There are a lot of expenses for the players, their caddies and their coaches if they travel.

"The search for sponsorship money continues," said Washington Parks, who covers Sadena's costs. "She gets some money from the ball company and the equipment company, but it's not very much.

"We hope the finances situation changes fairly soon. I think the pressure that causes is unavoidable, and it's there for a lot of players. I think Sadena feels that pressure both from a financial standpoint and because she knows there are a lot of people who really want to see her do well."

Golf fans got to see Parks' jovial side on display when she appeared on The Golf Channel show "The Big Break," and they liked what they saw. Washington Parks said so many people approached Sadena to wish her luck after a round at last year's U.S. Women's Open, he got choked up and had to step away to compose himself.
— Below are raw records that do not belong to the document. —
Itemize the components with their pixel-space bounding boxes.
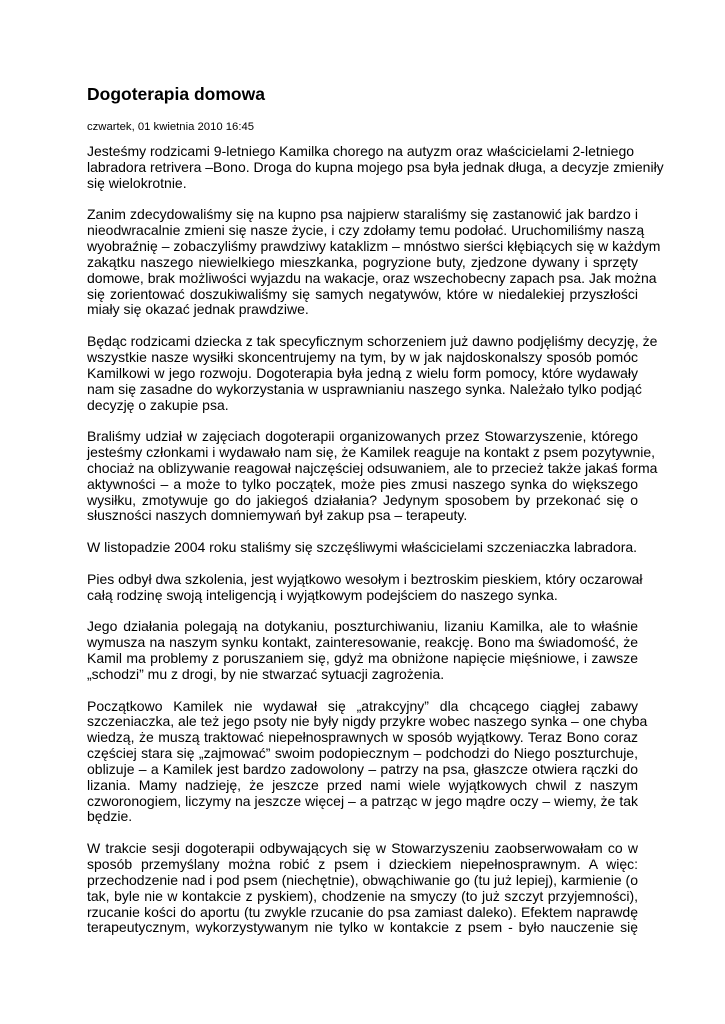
paragraph-line: Jego działania polegają na dotykaniu, poszturchiwaniu, lizaniu Kamilka, ale to właśnie <box>87 618 638 635</box>
paragraph-line: jesteśmy członkami i wydawało nam się, że Kamilek reaguje na kontakt z psem pozytywnie, <box>87 444 656 461</box>
paragraph <box>87 841 638 936</box>
paragraph-line: decyzję o zakupie psa. <box>87 396 229 413</box>
paragraph-line: częściej stara się „zajmować” swoim podopiecznym – podchodzi do Niego poszturchuje, <box>87 745 638 762</box>
paragraph <box>87 333 658 413</box>
publish-date: czwartek, 01 kwietnia 2010 16:45 <box>87 121 255 133</box>
paragraph-line: Kamil ma problemy z poruszaniem się, gdyż ma obniżone napięcie mięśniowe, i zawsze <box>87 650 638 666</box>
paragraph-line: miały się okazać jednak prawdziwe. <box>87 301 309 318</box>
document-title: Dogoterapia domowa <box>87 84 265 104</box>
paragraph-line: się wielokrotnie. <box>87 174 187 191</box>
paragraph-line: wiedzą, że muszą traktować niepełnosprawnych w sposób wyjątkowy. Teraz Bono coraz <box>87 729 638 746</box>
paragraph-line: oblizuje – a Kamilek jest bardzo zadowolony – patrzy na psa, głaszcze otwiera rączki do <box>87 760 638 777</box>
paragraph-line: Jesteśmy rodzicami 9-letniego Kamilka chorego na autyzm oraz właścicielami 2-letniego <box>87 143 635 159</box>
paragraph-line: całą rodzinę swoją inteligencją i wyjątkowym podejściem do naszego synka. <box>87 586 558 603</box>
paragraph-line: Kamilkowi w jego rozwoju. Dogoterapia była jedną z wielu form pomocy, które wydawały <box>87 364 638 381</box>
paragraph-line: sposób przemyślany można robić z psem i dzieckiem niepełnosprawnym. A więc: <box>87 855 638 872</box>
paragraph-line: wysiłku, zmotywuje go do jakiegoś działania? Jedynym sposobem by przekonać się o <box>87 491 638 508</box>
paragraph-line: słuszności naszych domniemywań był zakup psa – terapeuty. <box>87 507 468 524</box>
paragraph-line: aktywności – a może to tylko początek, może pies zmusi naszego synka do większego <box>87 475 638 492</box>
paragraph-line: Będąc rodzicami dziecka z tak specyficznym schorzeniem już dawno podjęliśmy decyzję, że <box>87 333 658 350</box>
paragraph-line: wszystkie nasze wysiłki skoncentrujemy na tym, by w jak najdoskonalszy sposób pomóc <box>87 348 638 365</box>
paragraph <box>87 143 664 192</box>
paragraph <box>87 428 658 524</box>
paragraph-line: zakątku naszego niewielkiego mieszkanka, pogryzione buty, zjedzone dywany i sprzęty <box>87 253 638 270</box>
article-body <box>87 143 664 952</box>
paragraph-line: Pies odbył dwa szkolenia, jest wyjątkowo wesołym i beztroskim pieskiem, który oczarował <box>87 570 643 587</box>
paragraph-line: Braliśmy udział w zajęciach dogoterapii organizowanych przez Stowarzyszenie, którego <box>87 428 638 445</box>
paragraph-line: tak, byle nie w kontakcie z pyskiem), chodzenie na smyczy (to już szczyt przyjemności), <box>87 887 638 904</box>
paragraph <box>87 570 643 604</box>
paragraph-line: szczeniaczka, ale też jego psoty nie były nigdy przykre wobec naszego synka – one chyba <box>87 713 648 730</box>
paragraph-line: W trakcie sesji dogoterapii odbywających się w Stowarzyszeniu zaobserwowałam co w <box>87 840 638 857</box>
paragraph-line: lizania. Mamy nadzieję, że jeszcze przed nami wiele wyjątkowych chwil z naszym <box>87 776 638 793</box>
paragraph-line: będzie. <box>87 808 133 825</box>
paragraph <box>87 206 661 318</box>
paragraph-line: wymusza na naszym synku kontakt, zainteresowanie, reakcję. Bono ma świadomość, że <box>87 634 638 651</box>
paragraph-line: się zorientować doszukiwaliśmy się samych negatywów, które w niedalekiej przyszłości <box>87 285 638 302</box>
paragraph <box>87 697 648 826</box>
paragraph-line: Zanim zdecydowaliśmy się na kupno psa najpierw staraliśmy się zastanowić jak bardzo i <box>87 206 638 223</box>
paragraph-line: W listopadzie 2004 roku staliśmy się szczęśliwymi właścicielami szczeniaczka labradora. <box>87 539 638 556</box>
paragraph-line: nam się zasadne do wykorzystania w usprawnianiu naszego synka. Należało tylko podjąć <box>87 380 642 397</box>
paragraph-line: nieodwracalnie zmieni się nasze życie, i czy zdołamy temu podołać. Uruchomiliśmy naszą <box>87 222 645 239</box>
paragraph-line: domowe, brak możliwości wyjazdu na wakacje, oraz wszechobecny zapach psa. Jak można <box>87 269 657 286</box>
paragraph-line: chociaż na oblizywanie reagował najczęściej odsuwaniem, ale to przecież także jakaś forma <box>87 459 658 476</box>
paragraph <box>87 540 638 556</box>
paragraph-line: „schodzi” mu z drogi, by nie stwarzać sytuacji zagrożenia. <box>87 665 445 682</box>
paragraph <box>87 619 638 682</box>
paragraph-line: rzucanie kości do aportu (tu zwykle rzucanie do psa zamiast daleko). Efektem naprawdę <box>87 903 638 920</box>
paragraph-line: czworonogiem, liczymy na jeszcze więcej – a patrząc w jego mądre oczy – wiemy, że tak <box>87 792 638 809</box>
paragraph-line: labradora retrivera –Bono. Droga do kupna mojego psa była jednak długa, a decyzje zmieniły <box>87 158 664 175</box>
paragraph-line: przechodzenie nad i pod psem (niechętnie), obwąchiwanie go (tu już lepiej), karmienie (o <box>87 871 638 888</box>
paragraph-line: wyobraźnię – zobaczyliśmy prawdziwy kataklizm – mnóstwo sierści kłębiących się w każdym <box>87 238 661 255</box>
paragraph-line: Początkowo Kamilek nie wydawał się „atrakcyjny” dla chcącego ciągłej zabawy <box>87 697 638 714</box>
paragraph-line: terapeutycznym, wykorzystywanym nie tylko w kontakcie z psem - było nauczenie się <box>87 919 638 936</box>
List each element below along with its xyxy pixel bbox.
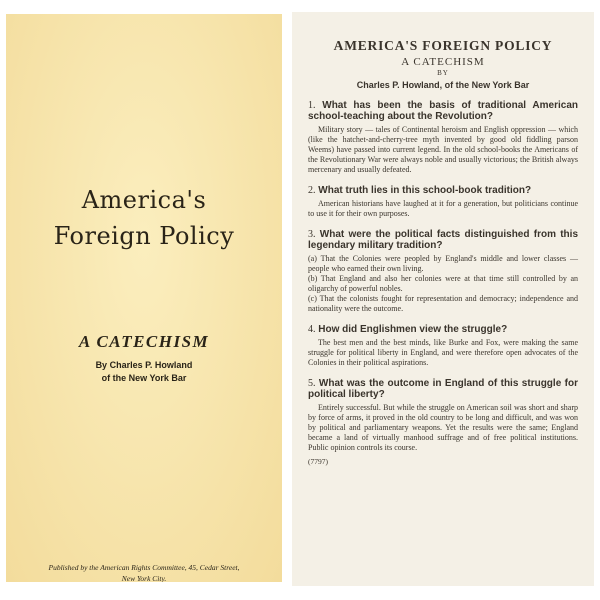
question-3	[308, 229, 578, 251]
cover-title-line2: Foreign Policy	[53, 222, 235, 250]
cover-page	[6, 14, 282, 582]
question-number: 4.	[308, 324, 316, 335]
question-number: 2.	[308, 185, 316, 196]
cover-publisher-line2: New York City.	[121, 574, 167, 582]
page-subtitle: A CATECHISM	[401, 56, 485, 68]
question-5	[308, 378, 578, 400]
answer-paragraph: Entirely successful. But while the struggle on American soil was short and sharp by force of arms, it proved in the old country to be long and difficult, and was won by political and parliamentary weapons. Yet the results were the same; England became a land of virtually manhood suffrage and of free political institutions. Public opinion controls its course.	[308, 403, 578, 452]
answer-paragraph: American historians have laughed at it for a generation, but politicians continue to use it for their own purposes.	[308, 199, 578, 218]
cover-byline-affiliation: of the New York Bar	[101, 373, 187, 383]
question-text: What truth lies in this school-book tradition?	[318, 185, 532, 196]
answer-paragraph: The best men and the best minds, like Burke and Fox, were making the same struggle for political liberty in England, and were therefore open advocates of the Colonies in their political aspirations.	[308, 338, 578, 367]
question-text: How did Englishmen view the struggle?	[318, 324, 508, 335]
cover-publisher-line1: Published by the American Rights Committee, 45, Cedar Street,	[48, 563, 240, 572]
cover-subtitle: A CATECHISM	[78, 332, 210, 351]
question-number: 3.	[308, 229, 316, 240]
question-text: What were the political facts distinguished from this legendary military tradition?	[308, 229, 579, 251]
author-line: Charles P. Howland, of the New York Bar	[356, 80, 530, 90]
page-title: AMERICA'S FOREIGN POLICY	[333, 38, 553, 53]
text-page	[292, 12, 594, 586]
catechism-list	[308, 100, 578, 453]
cover-byline: By Charles P. Howland	[95, 360, 193, 370]
cover-publisher	[24, 562, 264, 582]
question-number: 1.	[308, 100, 316, 111]
answer-paragraph: Military story — tales of Continental heroism and English oppression — which (like the hatchet-and-cherry-tree myth invented by good old fiddling parson Weems) have passed into current legend. In the old school-books the Americans of the Revolutionary War were always noble and usually victorious; the British always mercenary and usually defeated.	[308, 125, 578, 174]
answer-paragraph: (c) That the colonists fought for representation and democracy; independence and nationality were the outcome.	[308, 294, 578, 313]
question-4	[308, 324, 578, 335]
page-number: (7797)	[308, 457, 328, 466]
question-number: 5.	[308, 378, 316, 389]
question-text: What was the outcome in England of this struggle for political liberty?	[308, 378, 578, 400]
question-1	[308, 100, 578, 122]
cover-title-line1: America's	[81, 186, 207, 214]
answer-paragraph: (a) That the Colonies were peopled by England's middle and lower classes — people who earned their own living.	[308, 254, 578, 273]
answer-paragraph: (b) That England and also her colonies were at that time still controlled by an oligarchy of powerful nobles.	[308, 274, 578, 293]
question-2	[308, 185, 578, 196]
question-text: What has been the basis of traditional American school-teaching about the Revolution?	[308, 100, 578, 122]
by-label: BY	[437, 69, 449, 77]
Woods has long ago made peace with having "Tiger's niece" attached to her name. She has a gracious effervescence that makes people around her immediately at ease.

She and Parks have the kind of personalities the LPGA craves in its golfers: outgoing and approachable.

Parks has a fascination with nature; it's one of her favorite parts of being on a golf course. Woods is keen on architecture and has visits to Italy, Egypt and Greece on her "bucket list."

"Unfortunately, those are places we don't have any tournaments," she said.

Who would win a long-drive competition between the two? Woods immediately points her club at Parks, who's small in stature but powerful off the tee. Who would win a chipping contest?

"She did today," Parks said of Woods.

Who would be more comfortable standing over a 5-footer for victory when her heart was pounding and her knees were knocking?

"You know," Woods said, "I think that we can both do that."

Melissa Isaacson contributed to this story.